Grocery shopping was a trial yesterday. I decided to go after school so Birthday Boy could pick out a few things for his party. A grand thought that turned into punishment for that said thought. I spent half the time trying to stop them from fighting over who got to ride in the car buggy that I chose cause the youngest fell asleep on the way there and I though it would be good for him since he was obviously tired. Then there was the hopping on the tile squares up and down the aisle, then more bickering cause one of them is irritating another then the middle gets all upset cause Birthday boy picked chips he didn't like, then this, then that, then we get to the till and the can I haves start and Oops, with all the distractions I forgot green onions - will BB go get them for me.
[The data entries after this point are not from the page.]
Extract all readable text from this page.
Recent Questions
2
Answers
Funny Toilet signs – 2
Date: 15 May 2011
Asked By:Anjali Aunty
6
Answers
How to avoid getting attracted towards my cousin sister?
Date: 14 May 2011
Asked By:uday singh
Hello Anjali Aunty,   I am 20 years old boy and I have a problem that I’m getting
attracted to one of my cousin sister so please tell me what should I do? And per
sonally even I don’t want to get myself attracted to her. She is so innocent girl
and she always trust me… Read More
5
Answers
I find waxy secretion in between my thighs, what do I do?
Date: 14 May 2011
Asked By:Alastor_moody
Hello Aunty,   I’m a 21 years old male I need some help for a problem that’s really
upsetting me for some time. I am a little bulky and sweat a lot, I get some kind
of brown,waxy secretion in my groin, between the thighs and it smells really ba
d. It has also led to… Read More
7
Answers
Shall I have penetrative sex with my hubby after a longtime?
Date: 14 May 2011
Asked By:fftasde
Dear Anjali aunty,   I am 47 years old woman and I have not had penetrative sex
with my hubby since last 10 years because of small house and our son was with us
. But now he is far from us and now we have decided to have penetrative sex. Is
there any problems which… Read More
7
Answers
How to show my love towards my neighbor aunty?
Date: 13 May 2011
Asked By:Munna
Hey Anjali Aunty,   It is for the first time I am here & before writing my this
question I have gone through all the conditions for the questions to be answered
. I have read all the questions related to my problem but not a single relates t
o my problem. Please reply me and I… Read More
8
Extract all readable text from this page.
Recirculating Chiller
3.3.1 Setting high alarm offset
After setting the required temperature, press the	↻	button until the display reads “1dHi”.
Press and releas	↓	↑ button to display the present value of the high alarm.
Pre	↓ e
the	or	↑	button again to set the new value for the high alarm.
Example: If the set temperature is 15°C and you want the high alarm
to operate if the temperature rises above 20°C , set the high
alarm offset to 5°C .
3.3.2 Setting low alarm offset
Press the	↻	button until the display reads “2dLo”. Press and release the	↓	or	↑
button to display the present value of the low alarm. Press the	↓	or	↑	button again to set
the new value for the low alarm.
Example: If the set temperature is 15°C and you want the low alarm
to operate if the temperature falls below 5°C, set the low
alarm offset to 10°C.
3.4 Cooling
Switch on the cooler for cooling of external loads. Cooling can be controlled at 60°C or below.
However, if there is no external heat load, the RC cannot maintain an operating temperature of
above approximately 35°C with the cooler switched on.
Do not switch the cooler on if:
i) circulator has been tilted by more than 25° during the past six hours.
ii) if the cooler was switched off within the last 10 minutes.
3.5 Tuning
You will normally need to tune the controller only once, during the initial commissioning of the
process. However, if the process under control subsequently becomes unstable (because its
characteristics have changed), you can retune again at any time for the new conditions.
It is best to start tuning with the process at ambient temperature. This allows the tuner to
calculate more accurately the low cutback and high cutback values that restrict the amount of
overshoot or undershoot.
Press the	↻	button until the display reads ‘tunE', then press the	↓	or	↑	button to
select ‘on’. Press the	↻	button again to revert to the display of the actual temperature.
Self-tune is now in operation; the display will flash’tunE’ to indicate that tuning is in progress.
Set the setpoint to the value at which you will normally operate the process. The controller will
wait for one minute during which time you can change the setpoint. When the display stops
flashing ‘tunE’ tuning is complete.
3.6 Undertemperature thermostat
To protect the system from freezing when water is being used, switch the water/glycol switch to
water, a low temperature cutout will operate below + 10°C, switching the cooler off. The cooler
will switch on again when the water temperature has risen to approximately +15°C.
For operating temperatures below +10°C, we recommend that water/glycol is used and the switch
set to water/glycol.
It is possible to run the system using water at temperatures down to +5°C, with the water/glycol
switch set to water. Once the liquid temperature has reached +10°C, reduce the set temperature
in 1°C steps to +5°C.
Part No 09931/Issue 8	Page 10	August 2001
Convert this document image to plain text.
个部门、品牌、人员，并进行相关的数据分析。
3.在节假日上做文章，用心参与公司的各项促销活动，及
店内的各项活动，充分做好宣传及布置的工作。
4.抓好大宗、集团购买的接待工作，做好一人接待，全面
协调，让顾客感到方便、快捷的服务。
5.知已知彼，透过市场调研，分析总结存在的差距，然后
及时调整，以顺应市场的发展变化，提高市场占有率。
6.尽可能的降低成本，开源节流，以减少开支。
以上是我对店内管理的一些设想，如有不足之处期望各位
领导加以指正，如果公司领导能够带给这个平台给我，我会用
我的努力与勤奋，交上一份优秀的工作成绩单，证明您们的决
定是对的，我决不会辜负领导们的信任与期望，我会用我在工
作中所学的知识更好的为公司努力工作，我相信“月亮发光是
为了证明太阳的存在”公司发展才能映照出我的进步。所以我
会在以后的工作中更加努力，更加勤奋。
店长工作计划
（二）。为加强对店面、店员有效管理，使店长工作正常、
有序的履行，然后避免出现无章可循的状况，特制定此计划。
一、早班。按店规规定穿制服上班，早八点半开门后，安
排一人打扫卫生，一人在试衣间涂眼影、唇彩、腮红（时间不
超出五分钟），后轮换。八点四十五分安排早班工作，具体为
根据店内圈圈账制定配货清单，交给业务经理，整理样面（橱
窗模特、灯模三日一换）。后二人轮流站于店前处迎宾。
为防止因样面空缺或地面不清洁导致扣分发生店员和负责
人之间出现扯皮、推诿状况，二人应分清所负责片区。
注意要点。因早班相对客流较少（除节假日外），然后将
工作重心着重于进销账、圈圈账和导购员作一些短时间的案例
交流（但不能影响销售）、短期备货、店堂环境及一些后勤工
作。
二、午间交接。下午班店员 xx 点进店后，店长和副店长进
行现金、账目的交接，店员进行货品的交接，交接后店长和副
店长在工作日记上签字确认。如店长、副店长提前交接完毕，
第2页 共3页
Off he goes as I'm unloading the cart and trying to save food damage from the help I'm getting. He comes back and just as the last of the groceries are getting rung up he makes some comment to question him on the onions I sent him for only to find out did he not only not get them but didn't bother to tell me so now I have to leave all the kids and run off to get them. The check out lady told me to go home and have a big glass of wine as I paid. I screamed into the air, going down the hwy with the windows open on the drive home. It didn't help. Do they even know I feel tag teamed at times?

I know they love me, my 4 year old even told me yesterday out of the blue that he will always love me which hit me as a very deep thing for a 4 year old to say. I will hold on to that. I just wish I knew the magic words or could twitch my nose right to have them stop their disaster making, put their apple cores in the garbage, leave the sand outside, use the water in the toilet bowl as a target to aim at, get toothpaste spit in the sink, capture the clothes goblins that strew their clothes EVERYWHERE every day, pick up their toys so I don't impale my foot when I picking up their dishes they promise to put back if only I let them eat 'here'. I could go on and on but you get the point.

I'm tired. One day I know I will be looking back missing this constant caos I call my life right now, I know I will, I'm certain I will. I'll be desperate to have all this back again but right now, I would just love a little help, a little appreciation for all I do. I love them deep deep deep into my core, I just want the work to lessen so I can enjoy this all more. It's not always like this, it comes in waves and right now I'm on a big one and lost my surfboard.

Tomorrow my 7 year old and I are going to Beaver camp. Starts at 2 and check out time is 8:30 Sunday morning. That tells me to expect to be up very early. I'm not a morning person, I admit it, not at all! I should be looking forward to this, happy to have some one on one time with my middle son but I'm so drained it just seems like more work at this vantage. I hope that view will change when I get there, I really do. I want to enjoy all the good parts but the hard parts are sucking me dry right now.
It's true, just like the cartoon says Motherhood is definitely not for wimps!